Verena Augustin, director of experience consulting at PwC Germany, was one of a few at Davos to emphasize the need for a more inclusive and systemic approach to addressing climate change. “I think we need to shift into a low-ego, high-impact mindset,” she was quoted as saying, “I’ve been working in innovation for the last 15 years, and it was always about individual needs—consumer driven, consumer centricity—and we really need to embrace an ecosystem view that is inclusive for all stakeholders… the planet as one of [them].”
Augustin emphasized the need to move away from thinking primarily about driving growth, instead promoting a mindset that considers how to drive value more collaboratively. She advocates for an ecosystem approach—one that considers how behaviors at all levels impact large-scale change.
This mindset is a great example of a green skill—a way of thinking that can help companies make their economic activities more environmentally sustainable. The green workforce isn’t just in need of climate scientists and renewable energy engineers; it also requires people with the capacity to think and act more holistically and systematically.
According to LinkedIn CEO Ryan Roslansky, companies seeking to improve their environmental impact will need to look beyond a résumé when hiring new talent. “Governments, companies, and individuals all need to come together to help transition the hiring market from focusing solely on titles and companies, degrees and schools, to also focusing on skills and abilities,” he writes in LinkedIn’s 2022 Global Green Skills Report, a document outlining how workforce trends have shifted in response to the changing global economy.
LinkedIn reports that job postings requiring green skills have increased by 8% over the past five years, even though the green talent pool has only grown by 6% during the same period. To achieve a net-zero planet—a world where greenhouse-gas emissions are virtually nonexistent—it’s estimated that companies will need to create more than 300 million additional green-collar jobs by 2050.
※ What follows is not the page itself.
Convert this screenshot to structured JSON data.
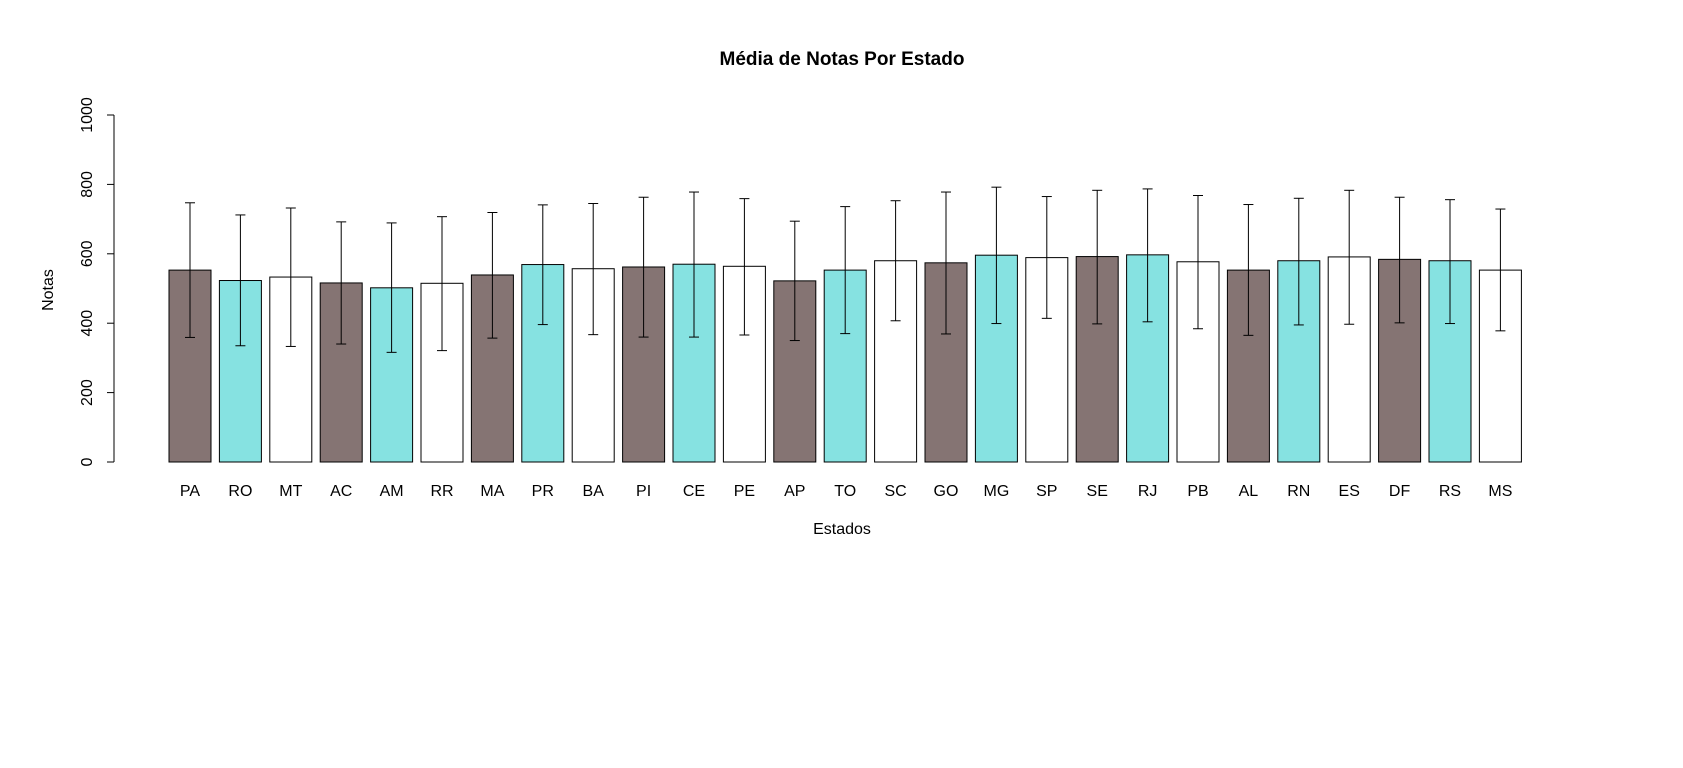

As more and more sectors consider how to operate more sustainably, they face questions around how to best upskill the workforce. In 2021, President Biden issued an executive order outlining an ambitious path to mainstreaming sustainability within the Federal workforce. His plan involves building internal capacity through engagement, education, and training on Federal sustainability, climate adaptation, and environmental stewardship. Meanwhile, higher education has played its own role: last June, Boston University brought together researchers and leaders in climate change for a congressional briefing on how to build a workforce to meet the global challenges around sustainability.
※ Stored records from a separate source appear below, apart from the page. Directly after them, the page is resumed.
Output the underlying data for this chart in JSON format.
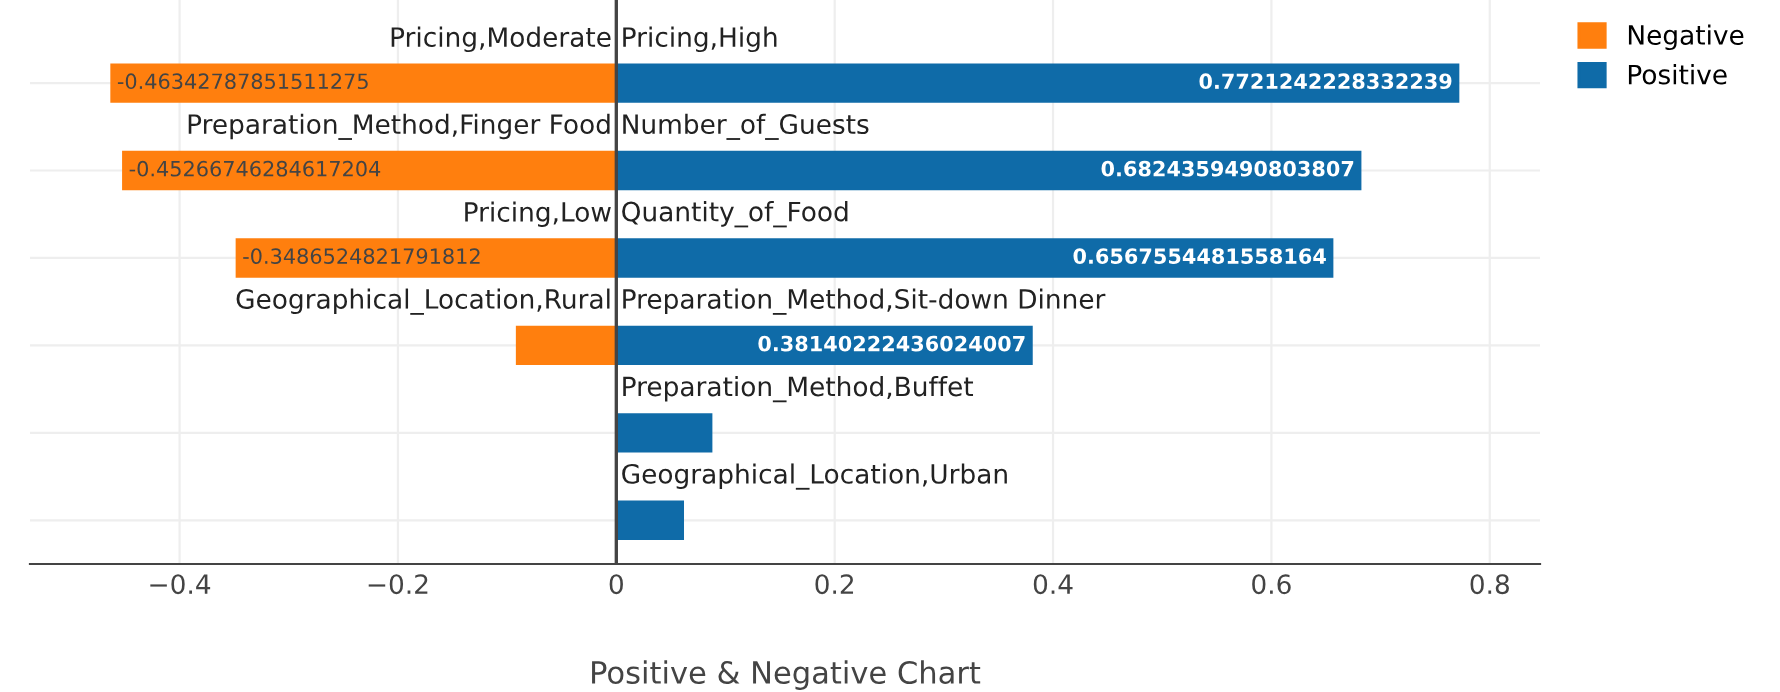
{
  "chart_data": {
    "type": "bar",
    "orientation": "horizontal",
    "xlabel": "Positive & Negative Chart",
    "categories": [
      "Pricing,High",
      "Number_of_Guests",
      "Quantity_of_Food",
      "Preparation_Method,Sit-down Dinner",
      "Preparation_Method,Buffet",
      "Geographical_Location,Urban"
    ],
    "series": [
      {
        "name": "Negative",
        "color": "#ff7f0e",
        "values": [
          -0.46342787851511275,
          -0.45266746284617204,
          -0.3486524821791812,
          -0.092,
          null,
          null
        ],
        "value_labels": [
          "-0.46342787851511275",
          "-0.45266746284617204",
          "-0.3486524821791812",
          null,
          null,
          null
        ]
      },
      {
        "name": "Positive",
        "color": "#0f6ba8",
        "values": [
          0.7721242228332239,
          0.6824359490803807,
          0.6567554481558164,
          0.38140222436024007,
          0.088,
          0.062
        ],
        "value_labels": [
          "0.7721242228332239",
          "0.6824359490803807",
          "0.6567554481558164",
          "0.38140222436024007",
          null,
          null
        ]
      }
    ],
    "annotations": [
      "Pricing,Moderate",
      "Preparation_Method,Finger Food",
      "Pricing,Low",
      "Geographical_Location,Rural"
    ],
    "xlim": [
      -0.537,
      0.846
    ],
    "xticks": [
      {
        "value": -0.4,
        "label": "−0.4"
      },
      {
        "value": -0.2,
        "label": "−0.2"
      },
      0,
      0.2,
      0.4,
      0.6,
      0.8
    ],
    "stacked": true,
    "grid": true,
    "legend": "top right"
  }
}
While “green skills” have often been associated with jobs within the environmental sector, their definition has become increasingly flexible. According to LinkedIn, most jobs requiring green skills encompass not only traditional green industries like solar and wind, but also roles across just about every sector of employment. Green skills are less and less about technical expertise and more and more about how a person thinks about the role decarbonization plays (or doesn’t play) in their approach to doing business.
Maybe this is what Roslansky means when he encourages companies to go beyond the résumé. The deeper we get into the ecological crisis, the more we are encouraged to question our decisions, including how we evaluate people’s ability to come up with new and innovative solutions to saving the planet.
As they say, “What got us here won’t get us out.”
Becoming more and more sustainable—considering both purpose and profit—might require hiring people who have a more connected and inclusive way of seeing the world.